CIC urged that other case law has produced the opposite conclusion when an innocent player’s rights are not at issue.  Here, the injured motorcyclist wasn’t a party to the lawsuit.  We just had a couple insurers jockeying for position regarding coverage.  The court rejected that contention, finding that the insurers filed this suit in contemplation of underlying liability litigation.  The court also spurned CIC’s contention that rewrites of federal regulations suggested primary motor carrier coverage wasn’t needed for this kind of circumstance.

But what about indemnification?  Even though CIC is on the hook for primary coverage and would have to pay the claimant, shouldn’t it be able to recover from Lloyd’s sums that it pays out to a claimant?  Here again, the court sided with Stacey and his insurer, and said no.  Stacey was an insured under the CIC policy even for non-business uses, and the Stacey-Sewell lease agreement provided that Sewell is responsible for the costs of liability “for the protection of the public as required by applicable laws and regulations.”  The court noted there may be some overlap in coverage, but “applicable law” requires the motor carrier to have coverage for these circumstances.  Stacey and Lloyd’s walk.

While there is support for this conclusion, it at least appears to be at odds with the intentions and understandings of all involved players.  It also has little or nothing to do with the protection of the public at large.

 

Shipper who participates in freight loading may be liable for accidents.
Hensley v. National Freight Transportation, Inc., et al, 668 S.E.2d 349 (NC Ct.Apps. 2008)

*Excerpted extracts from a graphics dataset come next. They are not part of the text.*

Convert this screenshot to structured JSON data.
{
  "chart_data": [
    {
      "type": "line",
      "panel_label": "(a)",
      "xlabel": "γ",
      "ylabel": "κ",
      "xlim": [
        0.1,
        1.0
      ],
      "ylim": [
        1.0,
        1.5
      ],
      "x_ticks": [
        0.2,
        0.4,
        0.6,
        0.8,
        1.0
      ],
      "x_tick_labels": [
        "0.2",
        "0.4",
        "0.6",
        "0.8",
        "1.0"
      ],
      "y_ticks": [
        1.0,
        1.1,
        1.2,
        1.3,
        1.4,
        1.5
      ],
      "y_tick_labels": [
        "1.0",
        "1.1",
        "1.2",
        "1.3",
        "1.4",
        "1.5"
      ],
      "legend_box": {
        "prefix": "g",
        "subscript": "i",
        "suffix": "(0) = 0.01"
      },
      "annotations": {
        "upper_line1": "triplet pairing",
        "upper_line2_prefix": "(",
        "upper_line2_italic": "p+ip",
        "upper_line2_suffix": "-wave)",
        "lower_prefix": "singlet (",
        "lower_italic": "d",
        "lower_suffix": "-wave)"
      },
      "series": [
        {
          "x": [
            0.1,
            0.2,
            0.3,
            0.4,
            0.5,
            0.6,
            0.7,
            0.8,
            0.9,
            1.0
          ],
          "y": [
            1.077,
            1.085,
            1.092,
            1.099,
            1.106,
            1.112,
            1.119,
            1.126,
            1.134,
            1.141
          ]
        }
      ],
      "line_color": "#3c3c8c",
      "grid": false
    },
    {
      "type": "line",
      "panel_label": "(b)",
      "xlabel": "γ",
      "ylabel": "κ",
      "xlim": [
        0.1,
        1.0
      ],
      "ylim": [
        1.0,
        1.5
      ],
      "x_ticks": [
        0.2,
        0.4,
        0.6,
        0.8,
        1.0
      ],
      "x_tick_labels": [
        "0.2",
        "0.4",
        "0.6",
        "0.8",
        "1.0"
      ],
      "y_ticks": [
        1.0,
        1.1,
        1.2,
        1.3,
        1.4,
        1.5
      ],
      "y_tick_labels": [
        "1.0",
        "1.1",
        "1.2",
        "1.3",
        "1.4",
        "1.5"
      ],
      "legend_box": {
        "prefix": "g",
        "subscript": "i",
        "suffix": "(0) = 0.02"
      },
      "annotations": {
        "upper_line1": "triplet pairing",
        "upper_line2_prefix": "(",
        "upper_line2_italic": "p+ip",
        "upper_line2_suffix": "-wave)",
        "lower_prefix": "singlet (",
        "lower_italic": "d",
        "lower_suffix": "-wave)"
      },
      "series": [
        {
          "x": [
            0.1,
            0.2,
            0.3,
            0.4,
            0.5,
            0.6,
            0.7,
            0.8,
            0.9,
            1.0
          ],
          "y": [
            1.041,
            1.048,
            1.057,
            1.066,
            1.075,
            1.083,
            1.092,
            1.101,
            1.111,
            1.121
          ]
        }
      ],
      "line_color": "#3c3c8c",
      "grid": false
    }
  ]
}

Shipper Allvac engaged motor carrier National Freight to haul a load of palletized zirconium coils within the Tar Heel State.  A National Freight driver backed his flatbed up to Allvac’s dock, and directed Allvac as to the pallets’ positioning on the flatbed.  While on the road, a pallet fell from the trailer, killing a motorcycle passenger.

The deceased’s estate sued all involved, including Allvac, in North Carolina state court.  The trial court summarily dismissed the claim against the shipper.  The court of appeals reversed, finding issues of fact about who was responsible for the cargo loading.

This case reviews and summarizes federal regulations and precedents regarding liability for improper cargo stowage.  Basically, the motor carrier is liable if it loads the freight, or if the shipper loads the freight improperly in a way discernible to the carrier.  If the shipper loads the freight with “concealed” or “latent defects,” then the shipper is liable.  In this instance, the court ruled it was not clear from evidence who did the loading, such that this analysis could not be undertaken on summary judgment.  A compelling dissent pointed out that the carrier bears an obligation under state and federal law to secure the load, and the carrier’s undisputed activity in directing how the cargo should be situated on the flatbed was sufficient to warrant summary judgment.